John Lasserre évoque :

• la demande récurrente qu’une passerelle soit conçue pour améliorer et sécuriser le
cheminement vers le centre social où des familles se rendent beaucoup à pied pour les centres de loisirs, crèches etc.

• les problèmes de voisinage (à mettre en relation avec le contexte social), plus souvent évoqués par les habitants que les questions d’environnement ; la proximité de la zone industrielle étant jugée plutôt comme un avantage.

• l’effet repoussoir de la Robinière où ne vont que ceux qui ne peuvent aller ailleurs. La
même distinction vaut au sein même de l’îlot entre les immeubles Z et X et ceux de T et V.

David Chotard :

• pose la question : pourquoi démolir 2 tours plutôt que 4 ?

• insiste sur le très fort marqueur social de la Robinière (et son ancienneté).
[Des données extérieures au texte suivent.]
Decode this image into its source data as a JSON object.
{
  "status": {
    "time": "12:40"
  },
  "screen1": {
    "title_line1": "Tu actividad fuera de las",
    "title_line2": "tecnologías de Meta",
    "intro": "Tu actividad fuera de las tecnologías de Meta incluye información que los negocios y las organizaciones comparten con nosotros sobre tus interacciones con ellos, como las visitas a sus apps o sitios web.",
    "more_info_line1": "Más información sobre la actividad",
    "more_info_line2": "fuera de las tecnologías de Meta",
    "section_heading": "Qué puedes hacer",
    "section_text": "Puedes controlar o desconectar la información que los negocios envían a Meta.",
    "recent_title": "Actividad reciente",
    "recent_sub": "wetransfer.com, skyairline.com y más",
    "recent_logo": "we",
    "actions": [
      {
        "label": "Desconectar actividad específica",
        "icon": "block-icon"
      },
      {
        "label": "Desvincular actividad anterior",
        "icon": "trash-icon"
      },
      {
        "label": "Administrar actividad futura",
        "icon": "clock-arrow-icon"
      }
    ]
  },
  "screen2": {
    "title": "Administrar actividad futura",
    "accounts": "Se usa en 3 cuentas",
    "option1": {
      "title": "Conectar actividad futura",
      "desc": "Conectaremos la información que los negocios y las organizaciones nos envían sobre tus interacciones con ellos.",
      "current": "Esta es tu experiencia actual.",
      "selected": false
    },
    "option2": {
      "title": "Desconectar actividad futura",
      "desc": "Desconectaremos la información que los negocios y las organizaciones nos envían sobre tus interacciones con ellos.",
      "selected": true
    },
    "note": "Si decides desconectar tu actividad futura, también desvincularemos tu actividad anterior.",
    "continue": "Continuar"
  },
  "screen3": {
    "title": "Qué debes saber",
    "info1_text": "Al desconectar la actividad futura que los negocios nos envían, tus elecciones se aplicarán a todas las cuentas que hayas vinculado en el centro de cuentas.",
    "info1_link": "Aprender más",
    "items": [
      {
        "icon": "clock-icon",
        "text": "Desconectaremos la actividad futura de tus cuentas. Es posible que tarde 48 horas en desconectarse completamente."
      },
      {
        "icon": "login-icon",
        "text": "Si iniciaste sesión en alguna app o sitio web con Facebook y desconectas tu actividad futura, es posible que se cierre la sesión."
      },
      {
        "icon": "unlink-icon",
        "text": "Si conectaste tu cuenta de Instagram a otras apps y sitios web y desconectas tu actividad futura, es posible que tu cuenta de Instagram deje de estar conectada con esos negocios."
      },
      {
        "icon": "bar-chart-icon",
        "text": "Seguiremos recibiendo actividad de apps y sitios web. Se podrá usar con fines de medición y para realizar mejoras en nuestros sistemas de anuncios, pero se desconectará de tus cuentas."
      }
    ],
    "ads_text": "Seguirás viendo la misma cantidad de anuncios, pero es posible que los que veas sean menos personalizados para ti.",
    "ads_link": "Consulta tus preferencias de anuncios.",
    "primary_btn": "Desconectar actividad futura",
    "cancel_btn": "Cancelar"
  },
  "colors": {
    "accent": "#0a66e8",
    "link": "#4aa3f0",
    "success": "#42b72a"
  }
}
• évoque l’attachement d’habitants à ce secteur grâce notamment à la proximité de
commerces tels que Leclerc et Lidl.

• évoque aussi les nuisances dénoncées par les habitants, la honte à faire venir
quelqu’un chez eux.

• estime que les abords ne sont pas très engageants mais que leur amélioration ne
nécessiterait pas d’énormes travaux.

• s’inquiète d’une démolition (qui serait une bêtise) car ce sera plus cher ailleurs pour ces résidents.

• le non remplacement des locataires sur deux immeubles a apaisé le climat social.

• fait part de son opposition « d’expérience » au regroupement de logements sociaux.

• souligne que les fermiers Tessier n’ont jamais eu de difficultés avec les habitants.

Mme Sylvie Favier :

• se dit favorable au développement de ce quartier à titre personnel et fait part du même avis de l’association propriétaire des locaux de l’Ecole Ste-Marie.

• d’autant que les gros soucis de voisinage vécus il y 15 ans n’existent plus.

• mais elle fait part des problèmes de circulation à régler si davantage d’habitants vivaient sur le quartier (risques d’engorgements déjà vécus aux moindres petits travaux qui gênent la circulation).

• peu de familles de la Robinière scolarisent leur enfants à Ste Marie (2 ou 3), même s’il yen a eu plus : « on a l’impression que cela se vide depuis 5 ans ». Pour le coup, cela ne créé pas de vie de quartier.

Bernard Parage :

• Rappelle que lors de sa première visite à La Robinière il a pensé que « les immeubles Z et X ne devraient pas exister », coincés qu’ils sont entre zones commerciales et à proximité d’une rocade. Il leur préfère l’architecture des T et V.

• rappelle qu’un gardien intervient à nouveau sur le site, même s’il n’y réside pas.

• rappelle que sur T et V, il n’y a plus de location proposée (17 vides appartement vides à ce jour). Il précise qu’il lui est impossible de proposer la même démarche que sur Job faute de savoir le devenir de cette zone.

• sa première approche serait de démolir les 4 immeubles et de reconstruire une zone
d’habitat urbanisée tout en soulignant les problèmes de desserte.

• Habitat 17 est prêt à suivre si une étude d’urbanisme est faite.

Mathilde Roussel :

• informe de son étude sur un possible quartier, en partant du PLU : on pourrait en faire
un quartier intéressant en amenant de la mixité (ce qui suppose des investissements
lourds), des commerces de proximité, peut être une école/crèche et en réglant la
question de la traversée vers la ville.

• mais si le PLU prône la densification, il prône aussi plus de zone commerciale, or cette zone est idéale pour faire des commerces sans impact sur la circulation en ville.

• L’alternative serait d’essaimer des logements sociaux en centre ville.

Pascal Révolat :

• demande de « bannir » le terme de « zone » pour celui de « d’Espace Royan 2 ».

• indique que les zones de friche (présentées dans le diaporama) sont des zones
commerciales (« la faute au PLU de 2006 »), mais reconnaît qu’aucune demande
d’implantation de nouveaux commerces n’est faite à la ville.

• rappelle que la modification du PLU de 2008 prévoit d’augmenter les logements
sociaux. Une zone de « gel » a été crée autour de La Robinière dans l’objectif de
réfléchir à son usage, mais il s’interroge sur le devenir des bâtiments actuels. Il informe
qu’un « appel d’offre » sera lancé à la rentrée auprès de Bureaux d’études d’urbanisme
à partir d’un cahier des Charges établi par la Ville.

Conclusion : le Collectif avance l’idée que la création d’un Eco-quartier à La Robinière serait une belle « vitrine » pour la Ville de Royan.